The three-month SPI provides a comparison of the precipitation over a specific 3-month period with the precipitation totals from the same 3-month period for all the years included in the historical record. In other words, a 3-month SPI at the end of February compares the December–January–February precipitation total in that particular year with the December–February precipitation totals of all the years.
A 3-month SPI reflects short- and medium-term moisture conditions and provides a seasonal estimation of precipitation. In primary agricultural regions, a 3-month SPI might be more applicable in highlighting available moisture conditions than the slow-responding Palmer Index. A 3-month SPI at the end of August in the U.S. Corn Belt would capture precipitation trends during the important reproductive and early grain-filling stages for both corn and soybeans. Meanwhile, the 3-month SPI at the end of May gives an indication of soil moisture conditions as the growing season begins.
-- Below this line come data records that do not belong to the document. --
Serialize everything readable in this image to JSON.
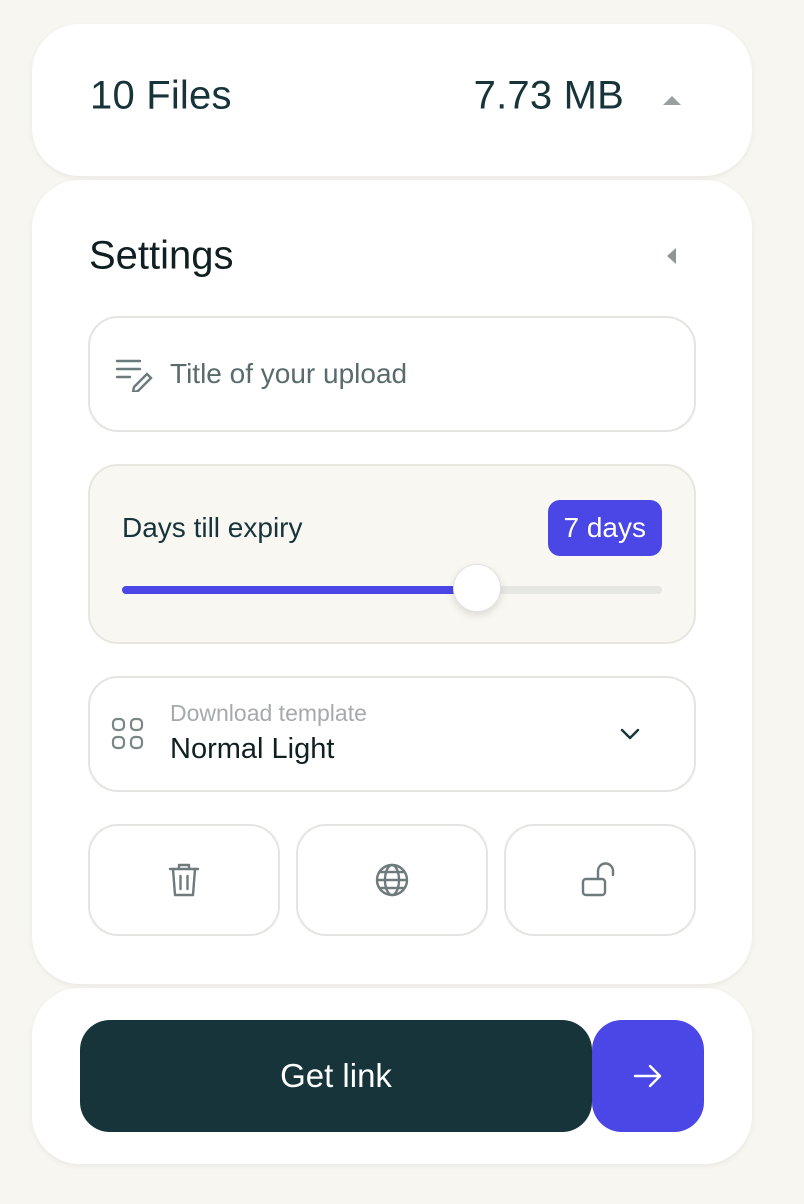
{
  "summary": {
    "file_count": "10 Files",
    "total_size": "7.73 MB",
    "toggle_icon": "caret-up-icon"
  },
  "settings": {
    "heading": "Settings",
    "collapse_icon": "caret-left-icon",
    "title_field": {
      "icon": "edit-text-icon",
      "placeholder": "Title of your upload",
      "value": ""
    },
    "expiry": {
      "label": "Days till expiry",
      "value_badge": "7 days",
      "slider_fraction": 0.658
    },
    "template": {
      "icon": "grid-icon",
      "label": "Download template",
      "value": "Normal Light",
      "dropdown_icon": "chevron-down-icon"
    },
    "actions": [
      {
        "icon": "trash-icon"
      },
      {
        "icon": "globe-icon"
      },
      {
        "icon": "unlock-icon"
      }
    ]
  },
  "footer": {
    "get_link_label": "Get link",
    "go_icon": "arrow-right-icon"
  },
  "colors": {
    "background": "#f7f6f0",
    "accent": "#4a47e6",
    "primary_dark": "#16343a",
    "text": "#17343a"
  }
}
It is important to compare the 3-month SPI with longer time scales. A relatively normal 3-month period could occur in the middle of a longer-term drought that would only be visible at longer time scales. A good example of this can be illustrated by the four Climate Divisions in southeastern Nebraska. The 3-month SPI for the end of March 1996 showed these Climate Divisions in the “near normal” category, largely because of above-normal precipitation in January 1996.
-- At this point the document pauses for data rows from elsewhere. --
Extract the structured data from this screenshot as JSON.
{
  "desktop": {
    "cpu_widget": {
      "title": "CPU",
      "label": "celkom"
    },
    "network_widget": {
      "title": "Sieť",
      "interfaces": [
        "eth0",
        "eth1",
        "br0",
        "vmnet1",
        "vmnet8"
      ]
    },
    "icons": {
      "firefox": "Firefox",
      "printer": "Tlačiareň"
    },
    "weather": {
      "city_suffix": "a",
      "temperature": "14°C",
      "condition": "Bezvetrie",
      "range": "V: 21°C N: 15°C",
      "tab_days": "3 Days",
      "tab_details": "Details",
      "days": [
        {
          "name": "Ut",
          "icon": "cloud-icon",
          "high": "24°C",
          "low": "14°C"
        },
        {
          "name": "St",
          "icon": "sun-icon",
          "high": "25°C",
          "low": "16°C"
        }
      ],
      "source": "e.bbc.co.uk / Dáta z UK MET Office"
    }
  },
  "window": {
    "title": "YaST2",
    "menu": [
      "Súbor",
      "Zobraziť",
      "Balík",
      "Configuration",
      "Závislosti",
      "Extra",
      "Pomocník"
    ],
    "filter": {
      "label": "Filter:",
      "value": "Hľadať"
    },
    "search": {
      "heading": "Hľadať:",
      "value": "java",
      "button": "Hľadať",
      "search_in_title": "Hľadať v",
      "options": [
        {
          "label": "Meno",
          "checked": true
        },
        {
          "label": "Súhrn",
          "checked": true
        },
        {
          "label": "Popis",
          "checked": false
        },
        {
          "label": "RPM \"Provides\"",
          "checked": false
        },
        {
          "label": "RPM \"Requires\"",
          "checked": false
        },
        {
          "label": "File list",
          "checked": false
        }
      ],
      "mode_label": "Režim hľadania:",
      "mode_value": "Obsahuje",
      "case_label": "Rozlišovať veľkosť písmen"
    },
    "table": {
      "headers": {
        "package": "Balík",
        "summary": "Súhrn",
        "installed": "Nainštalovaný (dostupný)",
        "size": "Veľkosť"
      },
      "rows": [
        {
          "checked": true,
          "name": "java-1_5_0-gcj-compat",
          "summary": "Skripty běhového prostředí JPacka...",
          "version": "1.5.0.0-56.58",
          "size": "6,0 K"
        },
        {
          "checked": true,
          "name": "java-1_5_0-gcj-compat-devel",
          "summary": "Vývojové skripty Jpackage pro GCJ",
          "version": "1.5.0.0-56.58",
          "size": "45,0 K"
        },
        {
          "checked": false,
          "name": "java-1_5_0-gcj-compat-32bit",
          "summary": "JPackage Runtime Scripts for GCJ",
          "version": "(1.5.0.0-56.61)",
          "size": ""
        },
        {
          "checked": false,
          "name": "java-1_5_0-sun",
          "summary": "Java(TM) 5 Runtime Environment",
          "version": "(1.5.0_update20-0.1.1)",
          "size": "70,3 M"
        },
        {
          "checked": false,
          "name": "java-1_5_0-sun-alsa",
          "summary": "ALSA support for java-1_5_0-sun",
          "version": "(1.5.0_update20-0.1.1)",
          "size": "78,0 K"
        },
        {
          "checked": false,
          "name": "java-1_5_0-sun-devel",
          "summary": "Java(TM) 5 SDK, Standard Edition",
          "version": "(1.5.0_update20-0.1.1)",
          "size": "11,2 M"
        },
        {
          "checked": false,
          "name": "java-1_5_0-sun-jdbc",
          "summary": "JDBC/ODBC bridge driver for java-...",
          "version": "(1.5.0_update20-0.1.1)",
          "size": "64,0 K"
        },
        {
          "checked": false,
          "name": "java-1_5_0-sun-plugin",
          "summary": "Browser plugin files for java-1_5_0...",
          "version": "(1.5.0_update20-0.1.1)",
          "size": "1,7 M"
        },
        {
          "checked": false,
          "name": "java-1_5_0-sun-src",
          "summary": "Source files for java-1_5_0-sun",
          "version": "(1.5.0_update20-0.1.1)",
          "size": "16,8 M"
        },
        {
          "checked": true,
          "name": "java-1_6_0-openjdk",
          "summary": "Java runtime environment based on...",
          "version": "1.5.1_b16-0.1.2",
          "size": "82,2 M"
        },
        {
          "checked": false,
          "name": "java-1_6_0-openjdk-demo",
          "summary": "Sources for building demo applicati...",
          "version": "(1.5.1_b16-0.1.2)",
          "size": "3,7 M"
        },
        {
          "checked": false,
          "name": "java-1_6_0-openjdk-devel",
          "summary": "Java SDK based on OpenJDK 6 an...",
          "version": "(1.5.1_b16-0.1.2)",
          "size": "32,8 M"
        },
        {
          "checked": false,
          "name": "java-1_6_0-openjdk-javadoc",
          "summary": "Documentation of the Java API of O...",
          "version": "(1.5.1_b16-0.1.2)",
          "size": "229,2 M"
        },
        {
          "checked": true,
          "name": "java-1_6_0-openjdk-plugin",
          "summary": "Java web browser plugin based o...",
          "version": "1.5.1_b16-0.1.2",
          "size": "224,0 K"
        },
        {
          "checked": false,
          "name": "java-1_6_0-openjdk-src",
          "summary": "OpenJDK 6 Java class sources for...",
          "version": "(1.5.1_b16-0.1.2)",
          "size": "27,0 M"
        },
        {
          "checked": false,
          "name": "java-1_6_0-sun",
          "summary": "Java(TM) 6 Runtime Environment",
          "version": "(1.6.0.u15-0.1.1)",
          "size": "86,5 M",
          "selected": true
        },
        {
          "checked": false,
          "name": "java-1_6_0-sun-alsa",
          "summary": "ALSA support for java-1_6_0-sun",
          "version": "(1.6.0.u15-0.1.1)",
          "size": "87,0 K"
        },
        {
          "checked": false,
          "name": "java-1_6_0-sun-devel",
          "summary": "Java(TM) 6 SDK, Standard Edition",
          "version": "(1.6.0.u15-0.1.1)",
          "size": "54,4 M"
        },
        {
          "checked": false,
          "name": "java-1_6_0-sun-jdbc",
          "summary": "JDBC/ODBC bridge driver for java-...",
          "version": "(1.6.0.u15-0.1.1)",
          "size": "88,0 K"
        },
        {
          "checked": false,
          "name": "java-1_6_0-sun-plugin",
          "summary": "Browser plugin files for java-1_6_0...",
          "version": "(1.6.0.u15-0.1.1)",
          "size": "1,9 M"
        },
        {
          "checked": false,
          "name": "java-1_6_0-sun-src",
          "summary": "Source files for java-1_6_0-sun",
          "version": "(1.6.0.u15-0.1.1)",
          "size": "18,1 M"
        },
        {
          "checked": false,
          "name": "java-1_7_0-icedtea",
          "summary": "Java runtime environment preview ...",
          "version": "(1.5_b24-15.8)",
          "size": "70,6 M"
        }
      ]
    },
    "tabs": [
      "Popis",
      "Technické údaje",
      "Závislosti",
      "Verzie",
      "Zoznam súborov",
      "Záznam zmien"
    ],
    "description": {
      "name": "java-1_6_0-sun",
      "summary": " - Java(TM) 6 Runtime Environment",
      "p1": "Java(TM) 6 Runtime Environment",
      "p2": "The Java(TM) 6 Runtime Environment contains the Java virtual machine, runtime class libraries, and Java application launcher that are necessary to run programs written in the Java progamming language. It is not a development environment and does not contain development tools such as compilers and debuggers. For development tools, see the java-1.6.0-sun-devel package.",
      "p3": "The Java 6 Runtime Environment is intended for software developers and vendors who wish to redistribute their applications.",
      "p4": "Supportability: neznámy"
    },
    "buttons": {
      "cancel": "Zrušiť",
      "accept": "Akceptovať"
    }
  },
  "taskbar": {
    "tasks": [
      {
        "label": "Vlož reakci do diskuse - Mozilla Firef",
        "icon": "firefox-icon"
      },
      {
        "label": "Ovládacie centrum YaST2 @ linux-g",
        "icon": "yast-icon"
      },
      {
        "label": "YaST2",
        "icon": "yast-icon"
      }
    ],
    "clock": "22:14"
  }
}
However, dry conditions across this region began in June 1995, and can be seen in the 6-month SPI for the end of March 1996. Looking at longer time scales, as in this example, would prevent a misinterpretation that any “drought” might be over.
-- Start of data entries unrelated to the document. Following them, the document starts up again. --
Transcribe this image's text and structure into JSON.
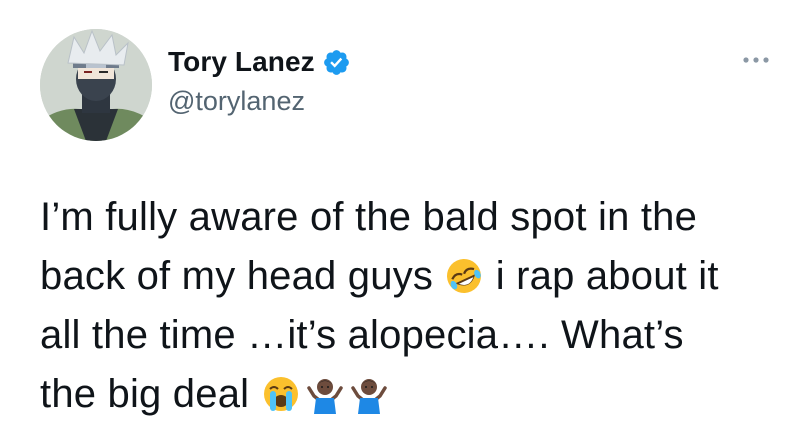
{
  "tweet": {
    "author": {
      "display_name": "Tory Lanez",
      "handle": "@torylanez",
      "verified": true,
      "avatar_icon": "avatar-icon"
    },
    "more_icon": "more-options-icon",
    "text_lines": [
      {
        "text": "I’m fully aware of the bald spot in the"
      },
      {
        "text": "back of my head guys ",
        "emoji_after": "rolling-on-floor-laughing",
        "text_after": " i rap about it"
      },
      {
        "text": "all the time …it’s alopecia…. What’s"
      },
      {
        "text": "the big deal ",
        "emojis": [
          "loudly-crying-face",
          "person-shrugging",
          "person-shrugging"
        ]
      }
    ],
    "colors": {
      "text": "#0f1419",
      "secondary": "#536471",
      "verified": "#1d9bf0"
    }
  }
}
As with the 1-month SPI, the 3-month SPI may be misleading in regions where it is normally dry during that 3-month period. Large negative or positive SPIs may be associated with precipitation totals not very different from the mean. This caution can be demonstrated with the Mediterranean climate of California, where very little rain falls from April to September (see climographs for Los Angeles, San Francisco, and Fresno). Thus, a 3-month SPI for the end of August in any Climate Division in California will compare the historic precipitation totals for June–July–August. Because this is a time period with little rain, these historic totals will be small and relatively small deviations on either side of the mean could have large negative or positive SPIs.